Obama in Hannover Dem Präsidenten ins Auge gesehen

Hannover. Es spricht der mächtigste Mann der Welt, Präsident Obama. Ich sitze in der dritten Reihe. In der dritten Reihe? Nein, kein Scherz. Unglaublich. Wie im Fernsehen. Nur live dabei.

Obama in Hannover: Dem Präsidenten ins Auge gesehen
Foto: Esther Gardei

Im Raum sind noch um die 400 anderen Menschen, Studenten, wie ich oder Promis.

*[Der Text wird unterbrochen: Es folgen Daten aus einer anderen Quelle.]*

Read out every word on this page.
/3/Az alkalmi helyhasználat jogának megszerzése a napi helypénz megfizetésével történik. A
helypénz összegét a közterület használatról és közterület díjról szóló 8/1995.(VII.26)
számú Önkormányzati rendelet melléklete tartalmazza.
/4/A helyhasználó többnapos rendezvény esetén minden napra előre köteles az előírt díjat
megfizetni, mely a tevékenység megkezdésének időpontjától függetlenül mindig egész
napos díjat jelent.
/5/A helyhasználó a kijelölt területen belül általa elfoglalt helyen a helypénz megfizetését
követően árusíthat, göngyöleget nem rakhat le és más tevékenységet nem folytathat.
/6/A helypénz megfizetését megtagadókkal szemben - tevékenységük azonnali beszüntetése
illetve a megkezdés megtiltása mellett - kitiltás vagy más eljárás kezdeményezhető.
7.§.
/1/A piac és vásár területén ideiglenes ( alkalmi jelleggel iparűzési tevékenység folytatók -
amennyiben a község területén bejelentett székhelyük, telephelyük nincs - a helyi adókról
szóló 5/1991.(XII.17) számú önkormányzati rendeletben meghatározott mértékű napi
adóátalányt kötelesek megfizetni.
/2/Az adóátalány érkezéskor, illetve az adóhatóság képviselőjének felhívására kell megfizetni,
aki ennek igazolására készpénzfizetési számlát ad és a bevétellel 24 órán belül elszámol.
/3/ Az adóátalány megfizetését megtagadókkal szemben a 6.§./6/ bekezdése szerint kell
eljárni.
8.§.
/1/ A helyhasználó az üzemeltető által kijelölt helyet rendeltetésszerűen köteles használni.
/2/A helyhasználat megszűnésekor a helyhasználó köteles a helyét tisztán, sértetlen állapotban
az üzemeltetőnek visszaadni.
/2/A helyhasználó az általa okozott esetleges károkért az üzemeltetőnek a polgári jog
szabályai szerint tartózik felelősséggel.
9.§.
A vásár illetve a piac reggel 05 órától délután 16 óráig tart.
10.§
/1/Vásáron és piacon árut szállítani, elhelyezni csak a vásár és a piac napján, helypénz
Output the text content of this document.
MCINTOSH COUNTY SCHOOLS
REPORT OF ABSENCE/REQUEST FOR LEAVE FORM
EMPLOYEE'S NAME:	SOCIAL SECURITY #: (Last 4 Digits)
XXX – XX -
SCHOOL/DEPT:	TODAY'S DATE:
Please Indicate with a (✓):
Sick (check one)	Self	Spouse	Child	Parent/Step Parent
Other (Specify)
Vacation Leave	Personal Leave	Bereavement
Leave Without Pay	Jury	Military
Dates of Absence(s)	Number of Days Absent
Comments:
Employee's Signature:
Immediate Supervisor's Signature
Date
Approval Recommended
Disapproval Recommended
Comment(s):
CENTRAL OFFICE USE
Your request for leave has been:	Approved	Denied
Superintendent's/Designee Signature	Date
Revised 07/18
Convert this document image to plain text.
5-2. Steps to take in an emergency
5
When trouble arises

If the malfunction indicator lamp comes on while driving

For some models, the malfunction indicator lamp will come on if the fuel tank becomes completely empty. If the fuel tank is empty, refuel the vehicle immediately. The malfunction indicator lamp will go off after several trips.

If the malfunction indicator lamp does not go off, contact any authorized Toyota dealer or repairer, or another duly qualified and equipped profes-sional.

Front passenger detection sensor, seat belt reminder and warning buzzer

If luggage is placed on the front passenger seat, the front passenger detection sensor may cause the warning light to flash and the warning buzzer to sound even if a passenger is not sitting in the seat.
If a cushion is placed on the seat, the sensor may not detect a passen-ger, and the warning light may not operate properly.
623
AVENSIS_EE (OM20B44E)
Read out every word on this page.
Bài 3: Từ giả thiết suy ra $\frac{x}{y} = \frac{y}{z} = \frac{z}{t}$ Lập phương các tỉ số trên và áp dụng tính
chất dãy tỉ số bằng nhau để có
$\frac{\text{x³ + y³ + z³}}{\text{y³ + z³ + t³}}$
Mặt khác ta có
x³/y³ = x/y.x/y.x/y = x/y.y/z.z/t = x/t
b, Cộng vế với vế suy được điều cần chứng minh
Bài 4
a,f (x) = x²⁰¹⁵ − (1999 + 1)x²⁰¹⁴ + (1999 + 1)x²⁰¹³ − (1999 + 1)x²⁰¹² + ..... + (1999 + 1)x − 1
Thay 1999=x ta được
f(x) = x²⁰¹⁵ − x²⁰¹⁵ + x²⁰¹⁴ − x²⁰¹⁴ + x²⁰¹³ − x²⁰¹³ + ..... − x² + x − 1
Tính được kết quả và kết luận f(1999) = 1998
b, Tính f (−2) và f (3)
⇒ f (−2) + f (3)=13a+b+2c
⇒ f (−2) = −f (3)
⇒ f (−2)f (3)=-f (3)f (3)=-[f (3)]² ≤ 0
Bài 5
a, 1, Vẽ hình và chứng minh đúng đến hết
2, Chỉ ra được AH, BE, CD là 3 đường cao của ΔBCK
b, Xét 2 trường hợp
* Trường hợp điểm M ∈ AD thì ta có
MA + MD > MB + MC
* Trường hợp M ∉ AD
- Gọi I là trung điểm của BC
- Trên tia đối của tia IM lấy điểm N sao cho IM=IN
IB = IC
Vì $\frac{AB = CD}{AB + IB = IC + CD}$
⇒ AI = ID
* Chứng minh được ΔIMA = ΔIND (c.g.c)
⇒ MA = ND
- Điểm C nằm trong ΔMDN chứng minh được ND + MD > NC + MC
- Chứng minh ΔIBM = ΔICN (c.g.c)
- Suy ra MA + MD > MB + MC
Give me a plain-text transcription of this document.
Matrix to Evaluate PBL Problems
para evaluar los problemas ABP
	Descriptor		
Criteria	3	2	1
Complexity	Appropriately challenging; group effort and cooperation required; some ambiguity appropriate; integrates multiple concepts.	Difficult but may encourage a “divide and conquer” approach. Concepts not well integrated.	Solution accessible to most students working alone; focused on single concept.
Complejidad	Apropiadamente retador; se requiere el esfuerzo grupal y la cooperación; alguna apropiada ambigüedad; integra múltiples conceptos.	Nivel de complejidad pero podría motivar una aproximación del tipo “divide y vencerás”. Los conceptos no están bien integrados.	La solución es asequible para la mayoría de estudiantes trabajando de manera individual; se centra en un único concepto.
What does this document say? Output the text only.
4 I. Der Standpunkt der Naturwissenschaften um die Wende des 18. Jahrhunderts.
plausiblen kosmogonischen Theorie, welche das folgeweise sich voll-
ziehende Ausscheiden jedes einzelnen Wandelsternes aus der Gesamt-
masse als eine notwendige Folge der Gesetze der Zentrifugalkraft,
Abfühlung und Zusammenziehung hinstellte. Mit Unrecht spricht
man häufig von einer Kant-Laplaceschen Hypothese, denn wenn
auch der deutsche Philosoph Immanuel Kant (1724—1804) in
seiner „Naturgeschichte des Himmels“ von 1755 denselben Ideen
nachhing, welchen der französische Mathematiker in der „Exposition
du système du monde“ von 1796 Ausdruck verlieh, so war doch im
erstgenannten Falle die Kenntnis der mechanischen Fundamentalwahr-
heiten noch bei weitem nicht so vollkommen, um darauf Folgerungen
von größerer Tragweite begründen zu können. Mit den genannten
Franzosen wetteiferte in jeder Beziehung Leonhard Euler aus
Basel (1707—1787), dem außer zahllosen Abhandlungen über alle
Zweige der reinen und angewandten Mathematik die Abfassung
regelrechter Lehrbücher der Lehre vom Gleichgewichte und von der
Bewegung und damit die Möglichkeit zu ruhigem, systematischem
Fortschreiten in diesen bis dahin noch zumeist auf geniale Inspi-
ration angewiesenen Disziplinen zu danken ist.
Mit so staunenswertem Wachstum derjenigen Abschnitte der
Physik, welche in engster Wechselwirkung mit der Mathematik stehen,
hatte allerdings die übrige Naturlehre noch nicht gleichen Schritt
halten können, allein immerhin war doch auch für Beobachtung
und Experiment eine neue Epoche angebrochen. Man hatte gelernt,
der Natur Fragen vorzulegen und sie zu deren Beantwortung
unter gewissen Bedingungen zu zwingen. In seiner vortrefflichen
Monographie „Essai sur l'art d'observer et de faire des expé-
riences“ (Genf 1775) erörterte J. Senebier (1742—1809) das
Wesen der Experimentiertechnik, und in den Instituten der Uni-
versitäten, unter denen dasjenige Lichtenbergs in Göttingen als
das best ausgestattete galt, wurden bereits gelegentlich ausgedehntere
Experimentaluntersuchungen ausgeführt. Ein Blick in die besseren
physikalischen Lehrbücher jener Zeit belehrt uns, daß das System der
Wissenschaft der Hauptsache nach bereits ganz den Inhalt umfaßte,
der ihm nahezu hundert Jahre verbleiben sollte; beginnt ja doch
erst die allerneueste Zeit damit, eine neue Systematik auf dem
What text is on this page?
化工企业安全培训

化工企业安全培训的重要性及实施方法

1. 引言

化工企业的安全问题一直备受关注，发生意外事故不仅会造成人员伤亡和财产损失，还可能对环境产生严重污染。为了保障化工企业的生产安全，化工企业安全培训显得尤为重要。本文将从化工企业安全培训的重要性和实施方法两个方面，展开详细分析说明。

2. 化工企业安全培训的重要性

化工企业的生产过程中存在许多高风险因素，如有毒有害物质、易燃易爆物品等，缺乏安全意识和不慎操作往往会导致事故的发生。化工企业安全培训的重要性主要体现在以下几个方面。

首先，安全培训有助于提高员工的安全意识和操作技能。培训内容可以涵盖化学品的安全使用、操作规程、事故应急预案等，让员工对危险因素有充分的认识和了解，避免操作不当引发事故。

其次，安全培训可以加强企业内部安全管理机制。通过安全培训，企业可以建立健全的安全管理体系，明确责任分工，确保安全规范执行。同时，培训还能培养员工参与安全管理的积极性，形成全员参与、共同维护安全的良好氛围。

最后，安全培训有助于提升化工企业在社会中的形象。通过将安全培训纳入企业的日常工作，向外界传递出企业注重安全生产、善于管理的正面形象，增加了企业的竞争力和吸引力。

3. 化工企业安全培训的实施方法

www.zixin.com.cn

Vor ein paar Stunden, um sieben Uhr morgens, stand ich noch auf einem Parkplatz, irgendwo in Hannover, inmitten von aufgereihten weißen Shuttle-Bussen. Übernachtet hatte ich um die anderthalb Stunden außerhalb der Stadt in einem kleinen Hotel. Naja Hotel wäre übertrieben. Aber immerhin „nur“ 80 Euro für eine Nacht und die anderen neun Zimmergenossen störten mich kaum. Zur Messe ist in Hannover wie üblich alles ausgebucht und nun kommt noch der amerikanische Präsident als Stargast. Da muss man sowas in Kauf nehmen.

„Wir fahren jetzt zu den Sicherheitskontrollen“, sagte ein Polizist zu mir auf diesem Parkplatz und ich fragte mich einen Moment später, ob er einen Witz machte: Wie wollte er denn bitte durch die verstopften Straßen vorankommen? Hannover war im Ausnahmezustand, überall staute es sich, große Teile abgesperrt. Wohl nicht für uns. Auf dem Parkplatz gab’s den ersten Sicherheits-Check, Personalausweiskontrolle. Dann fuhren wir eine halbe Stunde mit dem Shuttle-Bus, bogen schließlich in eine Halle bei der Messe ein.

Ein Student neben mir sagte: „Hier kommen wir nicht mehr raus.“ Ein mulmiges Gefühl. „Sicherheit geht eben vor“, sagte ich beschwörend und versuchte damit eher mich selbst zu beruhigen. Kann schon Angst machen. Aber es ist eben Obama, da will man dabei sein. Vom Auto aus beobachtete ich einen Polizeihund, der mit dem Schwanz wedelnd um eines der Autos lief. „Sprengstoffhund“, meint einer wissend. Es folgte ein Sicherheitscheck wie am Flughafen und wir wurden weitergefahren zum dem Zelt wo Obama sprechen sollte. Hier an der Tür der allerletzte Check. Neben den deutschen Polizisten nun auch Mitarbeiter des amerikanischen Sicherheitsdienstes und Scharfschützen auf den Dächern. Nervosität. Irgendwie Angst. Trotz Sicherheit.

Im Raum angekommen erspähe ich Alexander Dobrindt, wie er sich nervös die Hände am Jackett abstreift, oder Steffen Seibert, oder auch den deutschen Wahlkampfbeauftragten von Obama, Julius van De Laar. Aufgeregt zupfe ich an meiner Bluse herum. Gleich kommt er. Im Hintergrund läuft sakrale-anmutende Musik. Das muss schon gleich was ganz Besonderes sein, denke ich.

Die Musik geht aus, Obama kommt auf die Bühne. Da steht er. Lächelt. Dieses charmante Lächeln, ganz nah dran. „Guten Tag, ihr“, sagt er auf Deutsch. Er erklärt, wie sehr er Deutschland schätzt, dass er zum Oktoberfest wiederkommen will, wenn er kein Präsident mehr ist. Dann über die Wichtigkeit von Europas Zusammenhalt bei der Flüchtlingskrise, Wirtschaft, wie wichtig das Zusammenhalten von Deutschland bei Fragen der internationalen Sicherheit ist. Obama verspricht sich kaum. Er ist ein Charismatiker — vielleicht doch kein Versöhner, denkt man, wenn er über Privatsphäre und Sicherheit spricht und dabei doch ein Raunen durch die Menge geht.

Am Ende ist es vorbei, Obama hört auf zu sprechen, abrupt ertönt der bekannte Song „Ein Hoch auf das was vor uns liegt“ von Andreas Bourani und Obama tanzt von der Bühne, schüttelt Besuchern in der ersten Reihe die Hände, und blickt mir, in der dritten Reihe, plötzlich in die Augen. Wow. Was für ein Gefühl von Wichtigkeit. Für mich bekommt seine Rede plötzlich etwas von einem Versprechen, sie wird mehr als die Aufregung über einen Promi, das Dabeisein. Er wirkt menschlicher, nicht so übertrieben wie seine Inszenierung. Oder ist das eingeübt? Die letzte Zeit der Präsidentschaft wird zeigen, wie ehrlich er es meint.